Some call this era "Peak TV", while others call it "The Golden Age of Television." Both terms are accurate.
There is a staggering amount of great TV being made and aired across multiple of platforms in recent years.
The Emmy Awards have always been the measure of of excellence in TV. Trouble is, the Television Academy and its voters have been notorious for failing to recognize the best and newest. With this year's nominations, that changed significantly but not entirely.
The list of the 2016 Emmy nominations announced in Los Angeles on Thursday morning indicated more attention to television of great seriousness, bite and cultural impact. While, of course, still snubbing some obviously deserving series or productions.
Actor Anthony Anderson from the ABC comedy Black-ish and Gilmore Girls actress Lauren Graham announced the nominees. After a beaming Bruce Rosenblum, chairman and CEO of the Television Academy talked briefly about the brilliance of so much TV programming these days, the list was delivered.
No wonder Rosenblum was beaming – the Academy is going to get a lot less flak this year for ignoring the freshest and the best.
The big-number picture tells a story. HBO has 94 nominations, while it got 126 last year. FX has 56 nominations, up from 38 in 2015 and Netflix has 54, an increase from 34 last year.
Most of the major broadcast networks – NBC, ABC, CBS and Fox – stayed at around the same level as in 2015.
In the most prestigious category, Outstanding Drama Series, the nominees are The Americans, Better Call Saul, Downton Abbey, Game of Thrones, Homeland, House of Cards and Mr. Robot.
The two hugely significant acknowledgements are for The Americans, a series with critical acclaim of near-unanimity, ignored before now, and Mr. Robot, a series of stunning originality, nominated after just one season. In the past, the Academy would have allowed Mr. Robot to run several seasons before granting it a nomination in the top category.

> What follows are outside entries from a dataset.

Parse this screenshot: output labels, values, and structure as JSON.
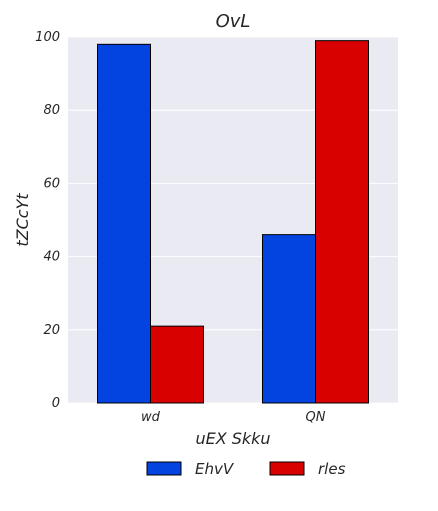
{
  "chart_data": {
    "type": "bar",
    "title": "OvL",
    "xlabel": "uEX Skku",
    "ylabel": "tZCcYt",
    "categories": [
      "wd",
      "QN"
    ],
    "series": [
      {
        "name": "EhvV",
        "values": [
          98,
          46
        ],
        "color": "#0343df"
      },
      {
        "name": "rles",
        "values": [
          21,
          99
        ],
        "color": "#d90000"
      }
    ],
    "ylim": [
      0,
      100
    ],
    "yticks": [
      0,
      20,
      40,
      60,
      80,
      100
    ],
    "grid": true,
    "legend_position": "bottom-center",
    "plot_background": "#eaeaf2"
  }
}
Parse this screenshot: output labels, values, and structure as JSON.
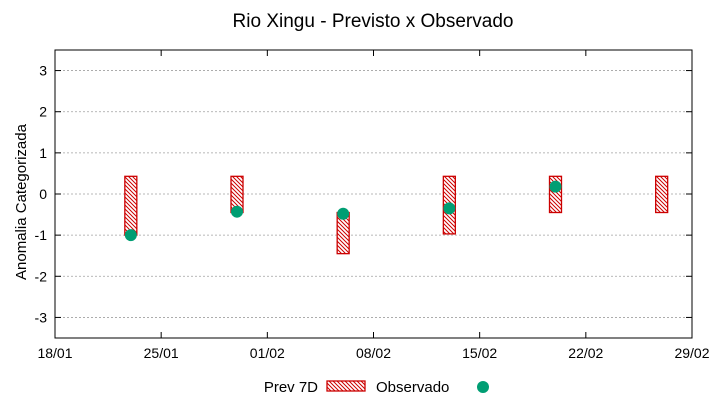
{
  "chart_data": {
    "type": "range-bar-scatter",
    "title": "Rio Xingu - Previsto x Observado",
    "xlabel": "",
    "ylabel": "Anomalia Categorizada",
    "ylim": [
      -3.5,
      3.5
    ],
    "yticks": [
      -3,
      -2,
      -1,
      0,
      1,
      2,
      3
    ],
    "xlim_days": [
      0,
      42
    ],
    "xticks": [
      {
        "day": 0,
        "label": "18/01"
      },
      {
        "day": 7,
        "label": "25/01"
      },
      {
        "day": 14,
        "label": "01/02"
      },
      {
        "day": 21,
        "label": "08/02"
      },
      {
        "day": 28,
        "label": "15/02"
      },
      {
        "day": 35,
        "label": "22/02"
      },
      {
        "day": 42,
        "label": "29/02"
      }
    ],
    "grid": true,
    "legend_position": "bottom",
    "series": [
      {
        "name": "Prev 7D",
        "kind": "range",
        "color": "#cc0000",
        "points": [
          {
            "day": 5,
            "low": -1.0,
            "high": 0.43
          },
          {
            "day": 12,
            "low": -0.45,
            "high": 0.43
          },
          {
            "day": 19,
            "low": -1.45,
            "high": -0.45
          },
          {
            "day": 26,
            "low": -0.97,
            "high": 0.43
          },
          {
            "day": 33,
            "low": -0.45,
            "high": 0.43
          },
          {
            "day": 40,
            "low": -0.45,
            "high": 0.43
          }
        ]
      },
      {
        "name": "Observado",
        "kind": "point",
        "color": "#009e73",
        "points": [
          {
            "day": 5,
            "value": -1.0
          },
          {
            "day": 12,
            "value": -0.43
          },
          {
            "day": 19,
            "value": -0.48
          },
          {
            "day": 26,
            "value": -0.35
          },
          {
            "day": 33,
            "value": 0.18
          }
        ]
      }
    ]
  }
}
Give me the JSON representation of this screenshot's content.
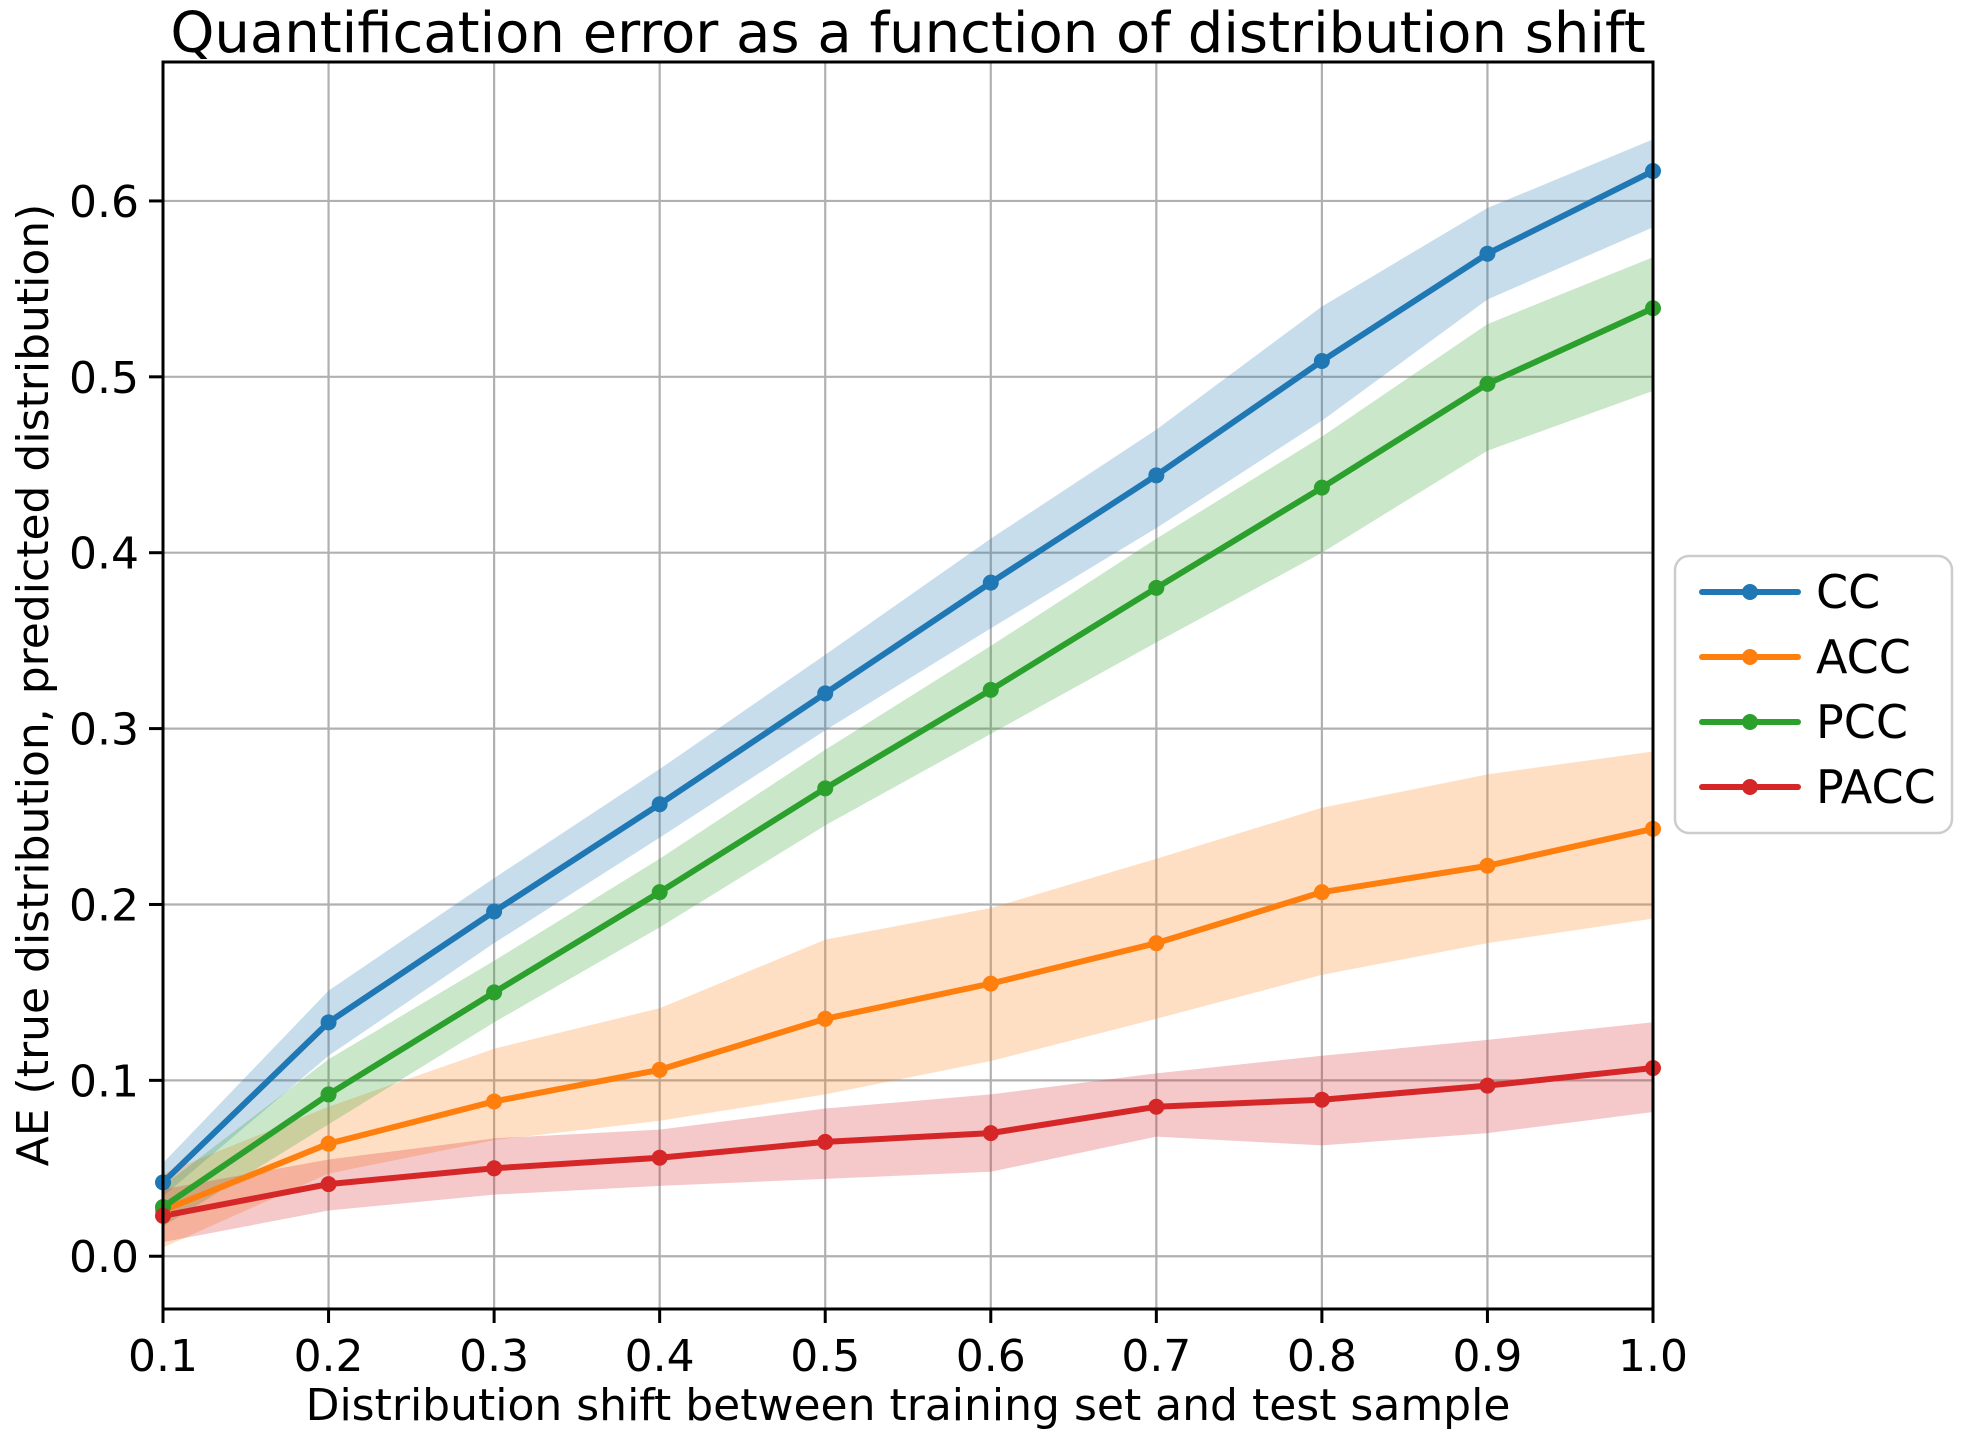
{
  "chart_data": {
    "type": "line",
    "title": "Quantification error as a function of distribution shift",
    "xlabel": "Distribution shift between training set and test sample",
    "ylabel": "AE (true distribution, predicted distribution)",
    "grid": true,
    "grid_color": "#b0b0b0",
    "background_color": "#ffffff",
    "spine_color": "#000000",
    "band_opacity": 0.25,
    "xlim": [
      0.1,
      1.0
    ],
    "ylim": [
      -0.03,
      0.679
    ],
    "x": [
      0.1,
      0.2,
      0.3,
      0.4,
      0.5,
      0.6,
      0.7,
      0.8,
      0.9,
      1.0
    ],
    "xticks": {
      "values": [
        0.1,
        0.2,
        0.3,
        0.4,
        0.5,
        0.6,
        0.7,
        0.8,
        0.9,
        1.0
      ],
      "labels": [
        "0.1",
        "0.2",
        "0.3",
        "0.4",
        "0.5",
        "0.6",
        "0.7",
        "0.8",
        "0.9",
        "1.0"
      ]
    },
    "yticks": {
      "values": [
        0.0,
        0.1,
        0.2,
        0.3,
        0.4,
        0.5,
        0.6
      ],
      "labels": [
        "0.0",
        "0.1",
        "0.2",
        "0.3",
        "0.4",
        "0.5",
        "0.6"
      ]
    },
    "legend": {
      "position": "center-right-outside",
      "entries": [
        "CC",
        "ACC",
        "PCC",
        "PACC"
      ]
    },
    "series": [
      {
        "name": "CC",
        "color": "#1f77b4",
        "values": [
          0.042,
          0.133,
          0.196,
          0.257,
          0.32,
          0.383,
          0.444,
          0.509,
          0.57,
          0.617
        ],
        "band_lower": [
          0.034,
          0.114,
          0.178,
          0.238,
          0.299,
          0.357,
          0.414,
          0.475,
          0.544,
          0.585
        ],
        "band_upper": [
          0.053,
          0.151,
          0.215,
          0.277,
          0.342,
          0.408,
          0.47,
          0.54,
          0.596,
          0.635
        ]
      },
      {
        "name": "ACC",
        "color": "#ff7f0e",
        "values": [
          0.026,
          0.064,
          0.088,
          0.106,
          0.135,
          0.155,
          0.178,
          0.207,
          0.222,
          0.243
        ],
        "band_lower": [
          0.005,
          0.047,
          0.066,
          0.077,
          0.092,
          0.111,
          0.135,
          0.16,
          0.178,
          0.192
        ],
        "band_upper": [
          0.047,
          0.085,
          0.118,
          0.141,
          0.18,
          0.198,
          0.226,
          0.255,
          0.274,
          0.287
        ]
      },
      {
        "name": "PCC",
        "color": "#2ca02c",
        "values": [
          0.028,
          0.092,
          0.15,
          0.207,
          0.266,
          0.322,
          0.38,
          0.437,
          0.496,
          0.539
        ],
        "band_lower": [
          0.017,
          0.075,
          0.133,
          0.187,
          0.245,
          0.297,
          0.349,
          0.4,
          0.458,
          0.492
        ],
        "band_upper": [
          0.04,
          0.112,
          0.168,
          0.226,
          0.288,
          0.347,
          0.408,
          0.466,
          0.53,
          0.568
        ]
      },
      {
        "name": "PACC",
        "color": "#d62728",
        "values": [
          0.023,
          0.041,
          0.05,
          0.056,
          0.065,
          0.07,
          0.085,
          0.089,
          0.097,
          0.107
        ],
        "band_lower": [
          0.008,
          0.026,
          0.035,
          0.04,
          0.044,
          0.048,
          0.068,
          0.063,
          0.07,
          0.082
        ],
        "band_upper": [
          0.038,
          0.055,
          0.067,
          0.072,
          0.084,
          0.092,
          0.104,
          0.114,
          0.123,
          0.133
        ]
      }
    ]
  }
}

HBO's Game of Thrones led the pack with 23 total nominations, while The People v. O.J. Simpson: American Crime Story came in second at 22. That, too, is meaningful.

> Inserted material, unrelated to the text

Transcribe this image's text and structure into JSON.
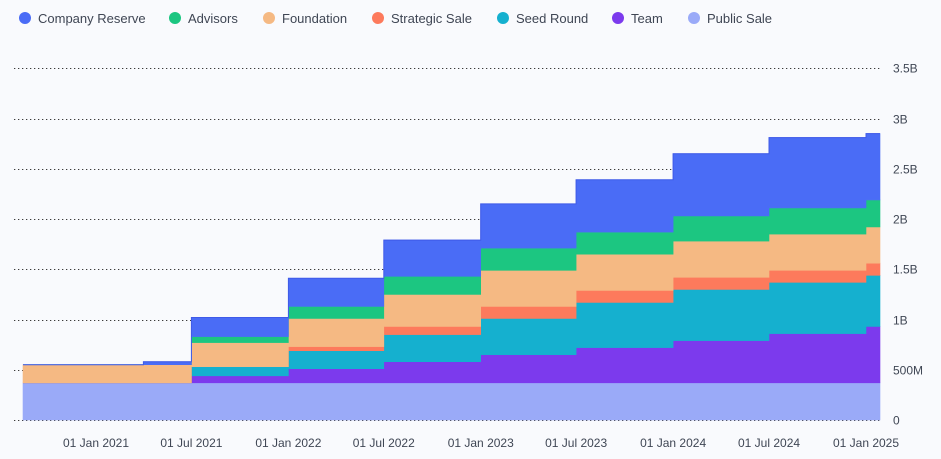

The People v. O.J. Simpson dominates in the Outstanding Limited Series category and has numerous acting nominations. The sheer audacity of creator Ryan Murphy's take on the O.J. Simpson case made the series the TV event of the year so far.

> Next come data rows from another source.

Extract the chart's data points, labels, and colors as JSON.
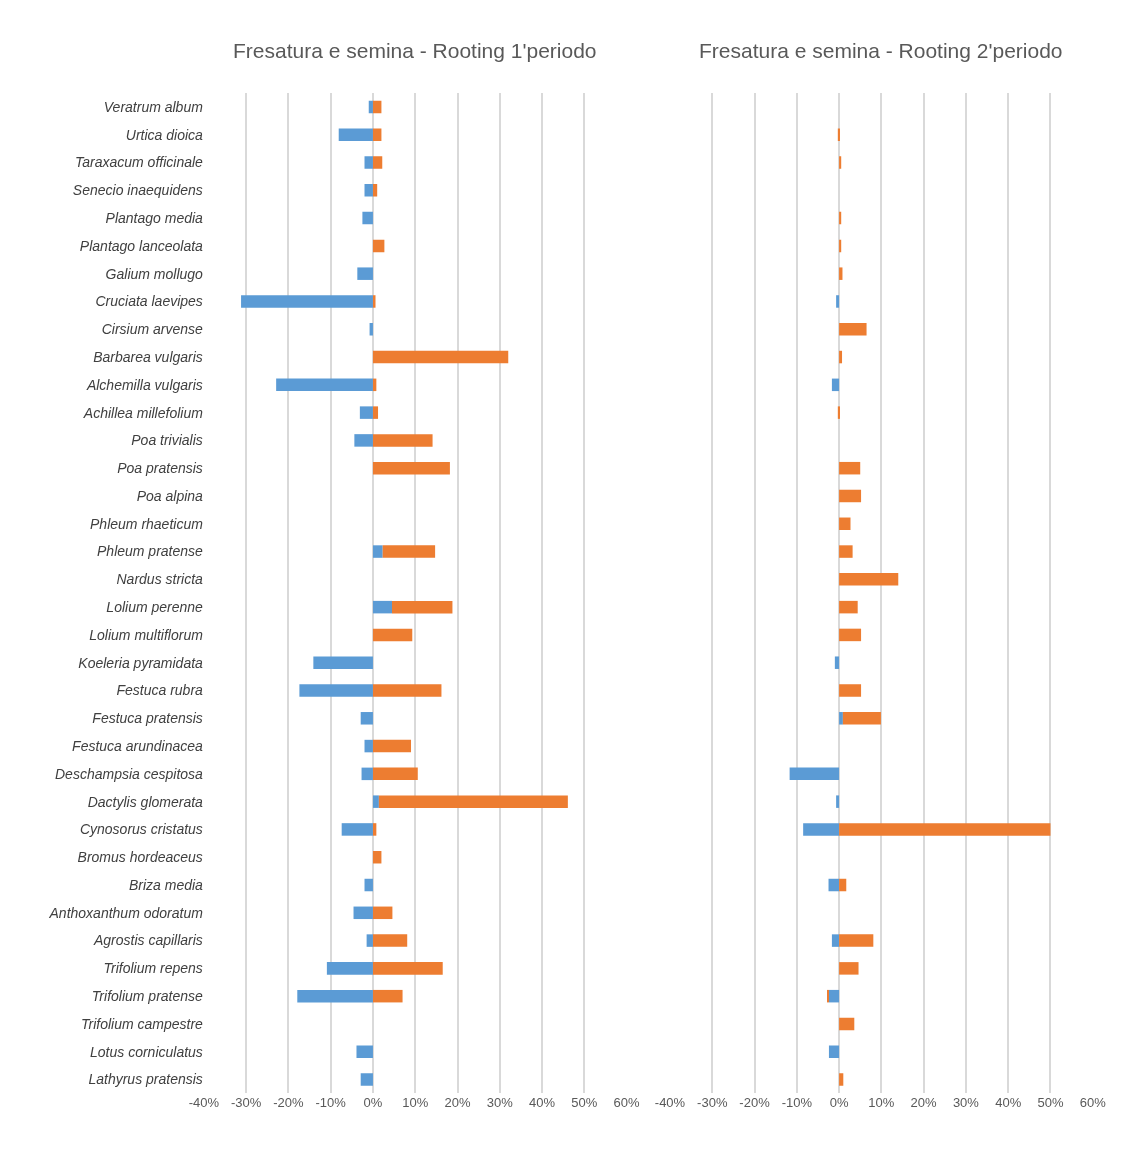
{
  "chart_data": [
    {
      "type": "bar",
      "title": "Fresatura e semina - Rooting 1'periodo",
      "orientation": "horizontal",
      "stacked": true,
      "grid": "x",
      "categories": [
        "Veratrum album",
        "Urtica dioica",
        "Taraxacum officinale",
        "Senecio inaequidens",
        "Plantago media",
        "Plantago lanceolata",
        "Galium mollugo",
        "Cruciata laevipes",
        "Cirsium arvense",
        "Barbarea vulgaris",
        "Alchemilla vulgaris",
        "Achillea millefolium",
        "Poa trivialis",
        "Poa pratensis",
        "Poa alpina",
        "Phleum rhaeticum",
        "Phleum pratense",
        "Nardus stricta",
        "Lolium perenne",
        "Lolium multiflorum",
        "Koeleria pyramidata",
        "Festuca rubra",
        "Festuca pratensis",
        "Festuca arundinacea",
        "Deschampsia cespitosa",
        "Dactylis glomerata",
        "Cynosorus cristatus",
        "Bromus hordeaceus",
        "Briza media",
        "Anthoxanthum odoratum",
        "Agrostis capillaris",
        "Trifolium repens",
        "Trifolium pratense",
        "Trifolium campestre",
        "Lotus corniculatus",
        "Lathyrus pratensis"
      ],
      "series": [
        {
          "color": "#5b9bd5",
          "values": [
            -1.0,
            -8.1,
            -2.0,
            -2.0,
            -2.5,
            null,
            -3.7,
            -31.2,
            -0.8,
            null,
            -22.9,
            -3.1,
            -4.4,
            null,
            null,
            null,
            2.3,
            null,
            4.5,
            null,
            -14.1,
            -17.4,
            -2.9,
            -2.0,
            -2.7,
            1.4,
            -7.4,
            null,
            -2.0,
            -4.6,
            -1.5,
            -10.9,
            -17.9,
            null,
            -3.9,
            -2.9
          ]
        },
        {
          "color": "#ed7d31",
          "values": [
            2.0,
            2.0,
            2.2,
            1.0,
            null,
            2.7,
            null,
            0.6,
            null,
            32.0,
            0.8,
            1.2,
            14.1,
            18.2,
            null,
            null,
            12.4,
            null,
            14.3,
            9.3,
            null,
            16.2,
            null,
            9.0,
            10.6,
            44.7,
            0.8,
            2.0,
            null,
            4.6,
            8.1,
            16.5,
            7.0,
            null,
            null,
            null
          ]
        }
      ],
      "xlim": [
        -40,
        60
      ],
      "xticks": [
        {
          "value": -40,
          "label": "-40%"
        },
        {
          "value": -30,
          "label": "-30%"
        },
        {
          "value": -20,
          "label": "-20%"
        },
        {
          "value": -10,
          "label": "-10%"
        },
        {
          "value": 0,
          "label": "0%"
        },
        {
          "value": 10,
          "label": "10%"
        },
        {
          "value": 20,
          "label": "20%"
        },
        {
          "value": 30,
          "label": "30%"
        },
        {
          "value": 40,
          "label": "40%"
        },
        {
          "value": 50,
          "label": "50%"
        },
        {
          "value": 60,
          "label": "60%"
        }
      ]
    },
    {
      "type": "bar",
      "title": "Fresatura e semina - Rooting 2'periodo",
      "orientation": "horizontal",
      "stacked": true,
      "grid": "x",
      "tick_labels": "x",
      "categories": [
        null,
        null,
        null,
        null,
        null,
        null,
        null,
        null,
        null,
        null,
        null,
        null,
        null,
        null,
        null,
        null,
        null,
        null,
        null,
        null,
        null,
        null,
        null,
        null,
        null,
        null,
        null,
        null,
        null,
        null,
        null,
        null,
        null,
        null,
        null,
        null
      ],
      "series": [
        {
          "color": "#5b9bd5",
          "values": [
            null,
            null,
            null,
            null,
            null,
            null,
            null,
            -0.7,
            null,
            null,
            -1.7,
            null,
            null,
            null,
            null,
            null,
            null,
            null,
            null,
            null,
            -1.0,
            null,
            0.9,
            null,
            -11.7,
            -0.7,
            -8.5,
            null,
            -2.5,
            null,
            -1.7,
            null,
            -2.4,
            null,
            -2.4,
            null
          ]
        },
        {
          "color": "#ed7d31",
          "values": [
            null,
            -0.3,
            0.5,
            null,
            0.5,
            0.5,
            0.8,
            null,
            6.5,
            0.7,
            null,
            -0.3,
            null,
            5.0,
            5.2,
            2.7,
            3.2,
            14.0,
            4.4,
            5.2,
            null,
            5.2,
            9.0,
            null,
            null,
            null,
            50.0,
            null,
            1.7,
            null,
            8.1,
            4.6,
            -0.4,
            3.6,
            null,
            1.0
          ]
        }
      ],
      "xlim": [
        -40,
        60
      ],
      "xticks": [
        {
          "value": -40,
          "label": "-40%"
        },
        {
          "value": -30,
          "label": "-30%"
        },
        {
          "value": -20,
          "label": "-20%"
        },
        {
          "value": -10,
          "label": "-10%"
        },
        {
          "value": 0,
          "label": "0%"
        },
        {
          "value": 10,
          "label": "10%"
        },
        {
          "value": 20,
          "label": "20%"
        },
        {
          "value": 30,
          "label": "30%"
        },
        {
          "value": 40,
          "label": "40%"
        },
        {
          "value": 50,
          "label": "50%"
        },
        {
          "value": 60,
          "label": "60%"
        }
      ]
    }
  ]
}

There are other, welcome appreciations of freshness and fearlessness being acknowledged. Aziz Ansari's remarkably unconventional comedy Master of None, from Netflix, received several nominations. And the brazenly raw, barbarous comedy Catastrophe, which streams on Amazon in the U.S. (on shomi in Canada) got a writing nomination. For its pilot episode, no less.
In the acting categories, Canadian Tatiana Maslany was nominated for the second time for Orphan Black. The series, mind you, was essentially shut out in other categories, giving truth to the general impression that Maslany is the show's core and not much else about it has merit. Matthew Rhys and Keri Russell are finally getting honoured for The Americans, a show in which they have been remarkable for several seasons already.
It is also notable that the Emmys do not suffer from the diversity problem that rocked the Academy Awards. Actors from all backgrounds are everywhere in the nominations – Ansari for Master of None, Tracee Ellis Ross for Black-ish, along with Anthony Anderson for the same show, Viola Davis for How to Get Away With Murder, Taraji P. Henson for her work as the already iconic Cookie on Fox's Empire, and several others.
Of course, there were major disappointments and surprises when the full list of nominations were announced. The comedy The Big Bang Theory no longer dominates a lot of comedy categories; The Good Wife, often perceived as the best drama on network TV, got very little and even Orange is the New Black did not seem to have a big impact on voters – confirmation that Emmy voters noticed the decline last season.
And there were two bizarre snubs, given the new openness of the Emmys.
The outstanding and deeply serious (but still grippingly entertaining) Netflix drama Narcos got barely a nod. And Outlander, one of the most popular shows on the planet and a genre-bending journey into all manner of historical romance, drama and personal torment, was shut out of the series and acting categories.
For all the meaning that is obvious in the new openness of the Emmys, The Golden Globes are still quicker to give credit where credit is due and be truly open-minded. Expect Outlander and perhaps Narcos to get acknowledgment there.